Qua. Mai 6th, 2026

NOVA DELI: A Índia não tem planos de reduzir as exportações de açúcar, apesar da produção mais baixa, já que os preços estáveis ​​sugerem que a procura mais fraca compensou as quebras de produção, disseram duas fontes governamentais na quarta-feira.

A Índia, o maior exportador mundial de açúcar depois do Brasil, permitiu que as usinas exportassem 1,59 milhão de toneladas métricas, apostando que a produção excederia a demanda interna.

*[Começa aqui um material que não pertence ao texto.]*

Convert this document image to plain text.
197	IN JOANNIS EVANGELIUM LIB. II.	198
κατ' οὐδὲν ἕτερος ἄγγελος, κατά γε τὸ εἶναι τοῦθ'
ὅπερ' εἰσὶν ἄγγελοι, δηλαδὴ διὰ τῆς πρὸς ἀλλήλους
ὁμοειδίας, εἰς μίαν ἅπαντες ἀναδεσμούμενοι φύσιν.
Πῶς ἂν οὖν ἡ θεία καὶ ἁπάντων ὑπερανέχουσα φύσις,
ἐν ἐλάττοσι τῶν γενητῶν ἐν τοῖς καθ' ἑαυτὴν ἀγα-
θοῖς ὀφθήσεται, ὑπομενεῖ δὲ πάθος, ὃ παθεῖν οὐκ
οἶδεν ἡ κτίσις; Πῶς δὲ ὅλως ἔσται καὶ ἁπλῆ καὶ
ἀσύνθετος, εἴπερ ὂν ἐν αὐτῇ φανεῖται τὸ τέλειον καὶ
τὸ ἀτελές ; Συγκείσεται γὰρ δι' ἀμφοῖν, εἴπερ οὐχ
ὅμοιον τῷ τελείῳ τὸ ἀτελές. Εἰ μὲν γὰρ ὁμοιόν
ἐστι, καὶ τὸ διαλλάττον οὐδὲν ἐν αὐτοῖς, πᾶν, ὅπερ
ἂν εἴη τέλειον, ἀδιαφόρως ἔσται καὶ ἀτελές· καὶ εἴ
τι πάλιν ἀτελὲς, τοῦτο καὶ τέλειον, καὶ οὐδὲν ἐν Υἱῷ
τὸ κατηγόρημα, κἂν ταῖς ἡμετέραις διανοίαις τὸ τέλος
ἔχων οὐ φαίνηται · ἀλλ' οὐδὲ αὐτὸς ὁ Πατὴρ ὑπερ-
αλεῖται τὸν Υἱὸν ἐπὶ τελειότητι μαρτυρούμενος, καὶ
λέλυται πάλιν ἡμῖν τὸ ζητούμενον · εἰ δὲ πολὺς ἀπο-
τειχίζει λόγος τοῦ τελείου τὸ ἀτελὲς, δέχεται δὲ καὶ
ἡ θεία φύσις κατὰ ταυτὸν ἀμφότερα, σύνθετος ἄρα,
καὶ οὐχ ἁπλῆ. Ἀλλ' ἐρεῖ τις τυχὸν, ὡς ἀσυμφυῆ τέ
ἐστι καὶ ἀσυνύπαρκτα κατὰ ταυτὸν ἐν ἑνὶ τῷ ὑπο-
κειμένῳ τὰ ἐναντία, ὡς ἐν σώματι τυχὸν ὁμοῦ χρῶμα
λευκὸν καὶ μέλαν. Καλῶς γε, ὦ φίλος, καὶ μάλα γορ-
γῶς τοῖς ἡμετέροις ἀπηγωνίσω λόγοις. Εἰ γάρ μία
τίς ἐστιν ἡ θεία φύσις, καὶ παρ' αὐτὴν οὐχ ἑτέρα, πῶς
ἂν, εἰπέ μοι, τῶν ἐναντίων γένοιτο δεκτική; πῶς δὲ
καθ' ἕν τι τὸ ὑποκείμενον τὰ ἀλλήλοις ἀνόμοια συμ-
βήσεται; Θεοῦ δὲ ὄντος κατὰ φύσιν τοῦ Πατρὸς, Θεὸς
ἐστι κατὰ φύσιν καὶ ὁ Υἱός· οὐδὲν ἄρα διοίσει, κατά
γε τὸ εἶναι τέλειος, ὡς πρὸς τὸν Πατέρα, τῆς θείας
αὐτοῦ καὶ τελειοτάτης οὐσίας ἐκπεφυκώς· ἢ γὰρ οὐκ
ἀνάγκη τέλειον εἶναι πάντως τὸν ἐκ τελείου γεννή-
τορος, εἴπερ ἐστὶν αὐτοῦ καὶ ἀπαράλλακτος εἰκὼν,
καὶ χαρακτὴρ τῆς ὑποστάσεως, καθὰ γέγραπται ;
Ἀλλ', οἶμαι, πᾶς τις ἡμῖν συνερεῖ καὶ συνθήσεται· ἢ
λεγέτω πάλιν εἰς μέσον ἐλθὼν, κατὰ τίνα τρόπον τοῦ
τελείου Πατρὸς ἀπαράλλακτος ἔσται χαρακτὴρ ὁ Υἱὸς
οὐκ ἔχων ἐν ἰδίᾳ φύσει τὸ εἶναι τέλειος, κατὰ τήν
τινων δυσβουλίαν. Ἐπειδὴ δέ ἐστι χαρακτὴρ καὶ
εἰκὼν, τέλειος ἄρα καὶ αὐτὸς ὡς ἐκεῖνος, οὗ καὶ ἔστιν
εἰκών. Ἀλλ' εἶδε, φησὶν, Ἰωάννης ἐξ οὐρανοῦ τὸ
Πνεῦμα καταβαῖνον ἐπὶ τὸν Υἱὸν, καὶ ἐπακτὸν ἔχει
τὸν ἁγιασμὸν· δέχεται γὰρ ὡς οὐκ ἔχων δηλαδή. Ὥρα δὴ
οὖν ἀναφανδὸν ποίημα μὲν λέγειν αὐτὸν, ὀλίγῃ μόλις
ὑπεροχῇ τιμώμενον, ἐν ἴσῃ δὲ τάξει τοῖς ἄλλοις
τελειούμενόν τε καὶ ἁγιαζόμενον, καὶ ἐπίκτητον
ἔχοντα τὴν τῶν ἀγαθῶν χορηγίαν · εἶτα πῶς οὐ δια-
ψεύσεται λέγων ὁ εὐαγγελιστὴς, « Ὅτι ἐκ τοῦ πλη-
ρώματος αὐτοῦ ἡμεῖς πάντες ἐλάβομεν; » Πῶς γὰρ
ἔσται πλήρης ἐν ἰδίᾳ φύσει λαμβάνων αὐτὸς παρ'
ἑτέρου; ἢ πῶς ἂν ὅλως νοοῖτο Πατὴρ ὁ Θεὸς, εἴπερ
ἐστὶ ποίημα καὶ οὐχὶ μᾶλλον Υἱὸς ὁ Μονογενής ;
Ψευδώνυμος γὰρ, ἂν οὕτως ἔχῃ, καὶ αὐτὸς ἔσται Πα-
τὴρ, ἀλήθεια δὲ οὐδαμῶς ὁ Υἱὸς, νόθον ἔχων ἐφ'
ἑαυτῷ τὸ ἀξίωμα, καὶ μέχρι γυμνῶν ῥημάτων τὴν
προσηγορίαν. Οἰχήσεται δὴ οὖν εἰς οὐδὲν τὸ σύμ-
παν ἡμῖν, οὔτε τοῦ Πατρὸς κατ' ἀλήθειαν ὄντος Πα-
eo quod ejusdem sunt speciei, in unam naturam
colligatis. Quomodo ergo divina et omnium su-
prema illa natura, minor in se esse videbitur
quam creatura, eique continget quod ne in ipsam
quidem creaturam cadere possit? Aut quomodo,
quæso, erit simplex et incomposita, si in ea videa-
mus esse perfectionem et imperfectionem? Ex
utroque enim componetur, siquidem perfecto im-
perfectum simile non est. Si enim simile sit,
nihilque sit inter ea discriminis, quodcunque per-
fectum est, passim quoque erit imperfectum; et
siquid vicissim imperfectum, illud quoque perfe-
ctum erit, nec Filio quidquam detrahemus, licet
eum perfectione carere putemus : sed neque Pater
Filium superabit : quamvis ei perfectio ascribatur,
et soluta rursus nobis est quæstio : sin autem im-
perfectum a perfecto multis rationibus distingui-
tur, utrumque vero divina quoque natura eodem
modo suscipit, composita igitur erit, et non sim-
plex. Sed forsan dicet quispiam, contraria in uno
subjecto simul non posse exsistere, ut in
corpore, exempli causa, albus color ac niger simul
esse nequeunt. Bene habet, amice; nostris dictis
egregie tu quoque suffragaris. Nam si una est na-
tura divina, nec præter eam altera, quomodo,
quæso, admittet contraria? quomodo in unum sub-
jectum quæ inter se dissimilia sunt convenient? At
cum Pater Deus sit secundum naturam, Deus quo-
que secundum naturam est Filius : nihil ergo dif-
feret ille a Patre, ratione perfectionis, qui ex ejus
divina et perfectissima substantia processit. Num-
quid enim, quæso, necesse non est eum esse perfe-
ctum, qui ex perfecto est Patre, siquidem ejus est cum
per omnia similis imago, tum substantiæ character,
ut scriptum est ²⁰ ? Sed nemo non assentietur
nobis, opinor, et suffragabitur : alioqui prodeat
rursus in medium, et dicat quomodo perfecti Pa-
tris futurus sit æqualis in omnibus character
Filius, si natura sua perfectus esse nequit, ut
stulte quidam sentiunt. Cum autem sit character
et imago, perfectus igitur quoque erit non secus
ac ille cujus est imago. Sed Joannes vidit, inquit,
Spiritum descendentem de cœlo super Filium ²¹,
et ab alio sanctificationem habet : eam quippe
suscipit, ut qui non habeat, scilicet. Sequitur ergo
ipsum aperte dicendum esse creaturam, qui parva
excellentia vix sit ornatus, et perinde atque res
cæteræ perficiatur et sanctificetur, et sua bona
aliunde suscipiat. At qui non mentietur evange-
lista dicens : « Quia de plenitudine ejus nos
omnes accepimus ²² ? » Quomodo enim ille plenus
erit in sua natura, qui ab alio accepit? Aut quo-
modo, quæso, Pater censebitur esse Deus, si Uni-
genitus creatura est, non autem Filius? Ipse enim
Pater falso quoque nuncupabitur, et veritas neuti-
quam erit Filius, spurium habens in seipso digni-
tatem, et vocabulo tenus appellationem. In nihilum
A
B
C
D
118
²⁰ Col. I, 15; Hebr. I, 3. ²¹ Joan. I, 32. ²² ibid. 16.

Mas espera-se que a produção fique atrás do consumo pelo segundo ano consecutivo devido ao declínio dos rendimentos da cana nas principais regiões produtoras.

As previsões de que as condições meteorológicas do El Niño perturbarão as monções deste ano também levantaram a possibilidade de que a produção da próxima época possa ficar aquém das estimativas iniciais.

Esses factores alimentaram a especulação do mercado de que a Índia poderá reduzir as exportações de açúcar.

No entanto, o governo acredita que a oferta está confortável e não há necessidade de restringir as exportações, disseram as fontes.


“Analisamos cuidadosamente a situação e tendo em conta os últimos números de produção, não há necessidade de restringir as exportações de açúcar nesta fase”, disse uma pessoa.

O governo está empenhado em garantir oferta e preços estáveis, disseram as fontes, recusando-se a ser identificadas de acordo com as regras oficiais. Um porta-voz do governo não respondeu imediatamente a um pedido de comentário.

Dos 1,59 milhões de toneladas alocadas para exportação, cerca de 530.000-540.000 toneladas foram exportadas e mais de 800.000 toneladas foram contratadas. No entanto, os novos negócios abrandaram nas últimas semanas devido a preços locais mais firmes e a perturbações logísticas relacionadas com o conflito no Irão.

É pouco provável que a produção de açúcar da Índia exceda os 28 milhões de toneladas na actual época, até Setembro de 2026, aproximadamente em linha com a procura anual esperada.

O país iniciou a temporada açucareira 2025-26 com stocks de passagem de cerca de 5 milhões de toneladas.

O consumo de açúcar na Índia, o maior consumidor mundial, começou a diminuir nos últimos meses, à medida que o conflito no Médio Oriente agrava a escassez de gás de cozinha e diminui a procura por parte de fábricas de alimentos e restaurantes. A demanda de grandes compradores, como fabricantes de sorvetes e refrigerantes, também enfraqueceu.